Saturday, October 10, 2009

As Deep Cries out to Deep


I have experienced some dark times this year. I'm not sure which was the darkest part; the days after my surgery when I was so sick I thought I was going to die, or the weeks after I got home when I was so sick but didn't know if I would ever get well or just live in misery forever.

First off, let me say, I would be happy to die. I know that a much better place awaits me. But all I could picture, as I lay there pleading with God for my life, was my 8-year-old son, my husband, and my grown daughter. My daughter would get through, but she has already suffered so much this year with the loss of her daughter. My husband would make it, I think; but it would be only by God's mercy and grace. It takes both of us to raise our son, and both of us to keep us afloat financially. I could not imagine how he would deal with the stress, physically, financially, emotionally, psychologically. God would provide, but still, if I could spare him that road... And most of all, my son, who has so much growing up to do, and who really needs the balance of both his mom and dad. I called my friend Laurie in tears, begging her, "If I die, please make sure my boys are taken care of." And then things got better. Laurie came the next day and we had a time of worship and the whole atmosphere of the room changed...and things began to improve, though I was still quite sick. God put me on Gordon's heart that night and he prayed for me. Friends from church came the next day and prayed for me. Laurie and Dan came the next day and prayed for me, and that night was the last of my fevers and chills and sweats and vomiting. People kept coming and praying, and calling, and praying for me.
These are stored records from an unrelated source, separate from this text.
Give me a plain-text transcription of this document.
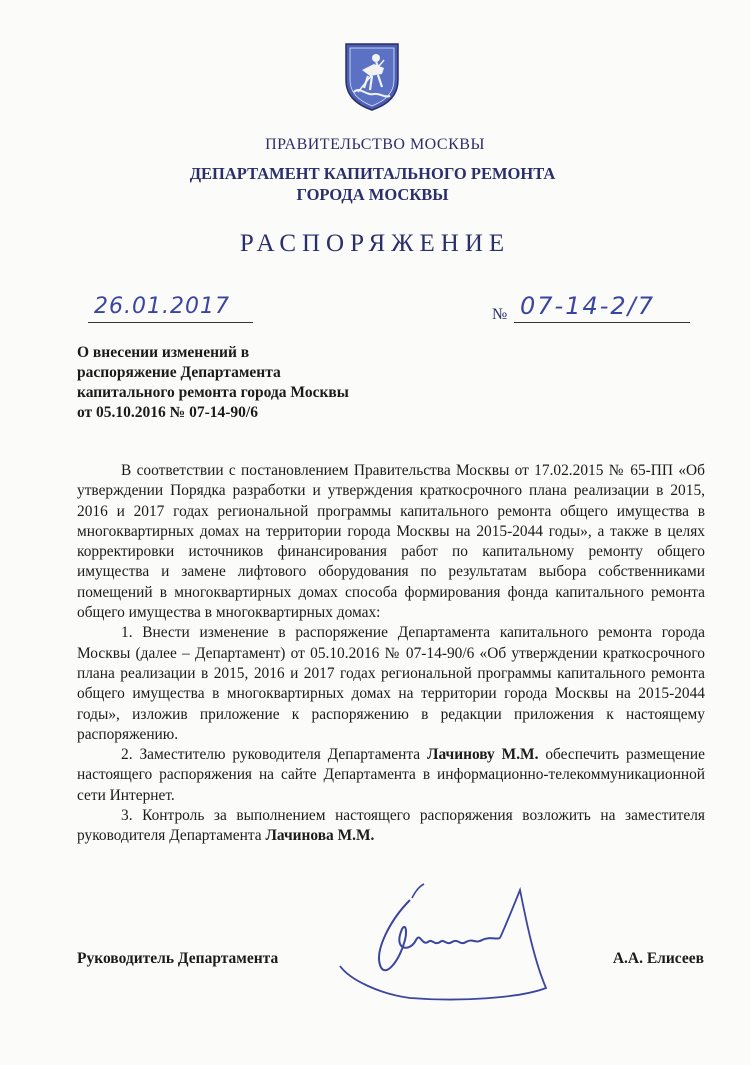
ПРАВИТЕЛЬСТВО МОСКВЫ
ДЕПАРТАМЕНТ КАПИТАЛЬНОГО РЕМОНТА
ГОРОДА МОСКВЫ
РАСПОРЯЖЕНИЕ
26.01.2017	№ 07-14-2/7
О внесении изменений в
распоряжение Департамента
капитального ремонта города Москвы
от 05.10.2016 № 07-14-90/6

В соответствии с постановлением Правительства Москвы от 17.02.2015 № 65-ПП «Об утверждении Порядка разработки и утверждения краткосрочного плана реализации в 2015, 2016 и 2017 годах региональной программы капитального ремонта общего имущества в многоквартирных домах на территории города Москвы на 2015-2044 годы», а также в целях корректировки источников финансирования работ по капитальному ремонту общего имущества и замене лифтового оборудования по результатам выбора собственниками помещений в многоквартирных домах способа формирования фонда капитального ремонта общего имущества в многоквартирных домах:

1. Внести изменение в распоряжение Департамента капитального ремонта города Москвы (далее – Департамент) от 05.10.2016 № 07-14-90/6 «Об утверждении краткосрочного плана реализации в 2015, 2016 и 2017 годах региональной программы капитального ремонта общего имущества в многоквартирных домах на территории города Москвы на 2015-2044 годы», изложив приложение к распоряжению в редакции приложения к настоящему распоряжению.

2. Заместителю руководителя Департамента Лачинову М.М. обеспечить размещение настоящего распоряжения на сайте Департамента в информационно-телекоммуникационной сети Интернет.

3. Контроль за выполнением настоящего распоряжения возложить на заместителя руководителя Департамента Лачинова М.М.

Руководитель Департамента	А.А. Елисеев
After I came home, nausea and fatigue and diarrhea still plagued me. On top of that, I had people coming to my house, poking me and prodding me and just invading my life. And there were countless doctors demanding I come see them. And Gary was stressed out, trying to work and take care of me. He couldn't fit in driving me to town for all those doctor visits. And I was too exhausted to go. Did I mention the overwhelming nausea? Forcing myself to eat, but having no appetite. Feeling like I wanted to heave my innards out all the time....On top of that, no one could tell me why I felt so miserable. Perhaps the kidney failure? That was the best guess. And no one could tell me if my kidney function would ever return to normal--or even improve. I was faced with the thought of living the rest of my life sick beyond bear.

The worst part was that I had no hope. If someone could just tell me, "Yes, you will get better." Then I think I could have tolerated it better But I had no hope. In the hospital, I could draw myself to worship God. I could say to Him, "Not my will, but thine." with regard to whether I lived or died. But this nausea. This unknowing. This hill that had no end. These waves that just kept coming and coming, with no end in sight. At least death would have been an end. I was struggling so with making peace with God about living the rest of my life in nausea.

I had to get to church, but I could not drive our manual because I could not push in the clutch with my left (wounded) foot. Gary got sick, very sick, with a GI bug and could not take me the second Sunday after I got home (the first Sunday, I was just too weak to go still). So I asked a friend to give me a ride the next Wednesday, but when she didn't show up, I knew that it was the enemy keeping me from where I really NEEDED to be. I needed to physically submit myself to God and go, to say PHYSICALLY, "I will still worship You; I will still acknowledge Your sovereignty, even though I don't understand or know what You have planned, or have faith or hope in my future." And so I climbed into my truck (after Gary moved the car for me) and drove myself to that Wednesday service.

And people were glad to see me. And they prayed for me. One woman told me she had faith for me where I did not, that I would get better, completely better. Another man told me that they were not letting me go. I needed to hear all that. I DESPERATELY needed to hear all that. By the next week, the nausea was gone and I had improved immensely--to the point that I could have hope for myself that I would continue to improve.

Forgive my personalization of Psalm 42:6-7, etc.

My soul is downcast within me; therefore I will remember you from the land of RiverBend; from the heights of kidney failure--from immense nausea. Deep calls to deep in the roar of your waterfalls; all your waves and breakers have swept over me.

And in the future, remembering how He has brought me through, I will say, "Why are you downcast, O my soul? Why so disturbed within me? Put your hope in God, for I will yet praise him, my Savior and my God."